Internally, the main meeting room is accessed from the covered passage via a recessed opening with panelled timber returns and three-panel timber doors. The covered passage retains many original flagstones and a single timber column with a cast-iron Tuscan capital and base—a remnant of four columns that once supported the passage roof from 1798. The walls of the passageway, including the east wall of the meeting house, are faced with ashlar at the southern end.
The meeting house interior is a large square space lit by windows on the south side. It preserves an original boarded floor and plastered and painted walls and ceiling. The ceiling features four circular cast-iron ventilators. The room has square-sunk softwood dado panelling.
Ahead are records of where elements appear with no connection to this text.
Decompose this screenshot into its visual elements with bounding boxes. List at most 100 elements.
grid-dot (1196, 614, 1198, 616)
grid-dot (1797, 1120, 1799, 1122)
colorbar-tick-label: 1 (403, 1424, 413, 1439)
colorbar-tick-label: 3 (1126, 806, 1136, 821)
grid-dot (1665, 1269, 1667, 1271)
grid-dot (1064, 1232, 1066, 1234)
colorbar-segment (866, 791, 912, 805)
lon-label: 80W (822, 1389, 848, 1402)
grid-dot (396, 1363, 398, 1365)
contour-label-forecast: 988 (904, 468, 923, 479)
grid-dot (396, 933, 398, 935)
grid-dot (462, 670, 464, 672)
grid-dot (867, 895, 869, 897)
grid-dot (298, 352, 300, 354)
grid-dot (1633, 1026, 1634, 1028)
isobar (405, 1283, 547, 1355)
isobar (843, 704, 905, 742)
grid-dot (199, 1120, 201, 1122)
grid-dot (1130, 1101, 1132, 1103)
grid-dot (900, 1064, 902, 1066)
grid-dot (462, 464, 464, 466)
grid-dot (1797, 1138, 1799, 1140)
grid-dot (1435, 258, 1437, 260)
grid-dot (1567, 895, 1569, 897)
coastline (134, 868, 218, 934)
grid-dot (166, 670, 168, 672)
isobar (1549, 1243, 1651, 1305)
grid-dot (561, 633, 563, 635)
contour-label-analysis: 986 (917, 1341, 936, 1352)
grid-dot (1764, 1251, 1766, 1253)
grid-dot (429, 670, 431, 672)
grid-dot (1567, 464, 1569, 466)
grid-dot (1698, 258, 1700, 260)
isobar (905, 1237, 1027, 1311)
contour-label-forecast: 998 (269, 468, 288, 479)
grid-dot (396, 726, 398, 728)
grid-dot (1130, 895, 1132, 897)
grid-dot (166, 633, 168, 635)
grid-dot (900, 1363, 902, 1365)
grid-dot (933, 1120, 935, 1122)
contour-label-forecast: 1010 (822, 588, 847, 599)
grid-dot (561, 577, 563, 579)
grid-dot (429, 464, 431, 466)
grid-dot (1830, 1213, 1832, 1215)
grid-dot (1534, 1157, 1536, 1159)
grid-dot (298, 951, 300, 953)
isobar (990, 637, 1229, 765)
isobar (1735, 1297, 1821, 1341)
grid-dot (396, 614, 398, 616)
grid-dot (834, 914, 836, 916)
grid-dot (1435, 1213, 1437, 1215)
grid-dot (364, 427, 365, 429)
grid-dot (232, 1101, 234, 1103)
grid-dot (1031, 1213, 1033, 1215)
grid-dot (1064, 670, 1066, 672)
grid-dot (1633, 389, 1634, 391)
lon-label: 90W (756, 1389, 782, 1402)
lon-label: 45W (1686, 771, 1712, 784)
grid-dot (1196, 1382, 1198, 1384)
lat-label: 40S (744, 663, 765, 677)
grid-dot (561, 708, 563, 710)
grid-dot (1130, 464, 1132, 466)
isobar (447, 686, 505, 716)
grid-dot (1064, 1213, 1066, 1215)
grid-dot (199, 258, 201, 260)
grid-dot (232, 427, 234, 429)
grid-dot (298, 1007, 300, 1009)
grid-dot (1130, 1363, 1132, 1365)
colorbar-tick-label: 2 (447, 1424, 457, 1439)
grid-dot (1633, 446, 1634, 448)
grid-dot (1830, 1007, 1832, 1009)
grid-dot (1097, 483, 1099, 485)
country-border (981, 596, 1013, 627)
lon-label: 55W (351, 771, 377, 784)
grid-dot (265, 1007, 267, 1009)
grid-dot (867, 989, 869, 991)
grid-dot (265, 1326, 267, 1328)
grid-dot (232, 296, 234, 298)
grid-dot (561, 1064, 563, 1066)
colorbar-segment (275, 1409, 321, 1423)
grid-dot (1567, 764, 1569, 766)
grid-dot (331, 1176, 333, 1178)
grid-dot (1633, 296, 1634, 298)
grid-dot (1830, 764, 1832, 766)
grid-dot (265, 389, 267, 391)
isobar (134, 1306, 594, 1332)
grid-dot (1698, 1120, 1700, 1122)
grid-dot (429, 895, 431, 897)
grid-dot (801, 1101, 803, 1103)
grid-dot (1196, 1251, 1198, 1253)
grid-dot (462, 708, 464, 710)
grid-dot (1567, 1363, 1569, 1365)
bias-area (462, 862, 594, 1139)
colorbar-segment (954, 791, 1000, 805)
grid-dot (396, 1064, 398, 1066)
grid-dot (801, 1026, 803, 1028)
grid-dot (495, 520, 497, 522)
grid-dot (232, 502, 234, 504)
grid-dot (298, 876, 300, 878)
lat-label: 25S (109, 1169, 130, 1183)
This steps up at the elders' stand on the west side, which retains its original doors and fixed seating. The stepped stands for the remaining perimeter seating survive, although the fixed seats themselves were removed in 1957. The north wall contains four-panel doors with a panelled recess between them providing entrance to the women's business meeting room. This smaller room has square-sunk dado panelling and a timber floor, lit at high level from the north and east. The east-side window openings are original though truncated arched openings with timber windows with glazing bars. The north wall of the women's room houses a large rectangular serving hatch to a kitchen and a four-panel door with timber surround giving access to the roofed-over corridor behind the frontage building. The original king-post roof trusses survive above both meeting rooms.
The ground floor of the frontage building comprises a single room, originally two rooms opened out in 2019, with panelled dados and a surviving 18th-century cupboard on the south side of the chimney breast in the west wall; other cupboards are modern copies of this historic example. The floors are modern woodblock. The first floor contains a caretaker's flat which is understood to have been modernised.
To the south of the meeting house lies a walled burial ground containing numerous grave markers. The boundary walls are of yellow stock brick laid in Flemish bond. The western wall is abutted by the higher wall of the adjoining property. A memorial stone set into the eastern boundary wall records Joan Stringer, who died in 1697 and gave the ground to the meeting. The inscription reads 'HERE LYETH Y / BODY OF / JOAN STRINGER / THE GIVER OF / THE GROUND / WHO DYED IN / THE YEAR / 1697'.
The 1957 alterations by Lidbetter involved roofing over the former yard of the frontage building to create a number of rooms including a kitchen, and adding ancillary accommodation in a flat-roofed block attached to the east.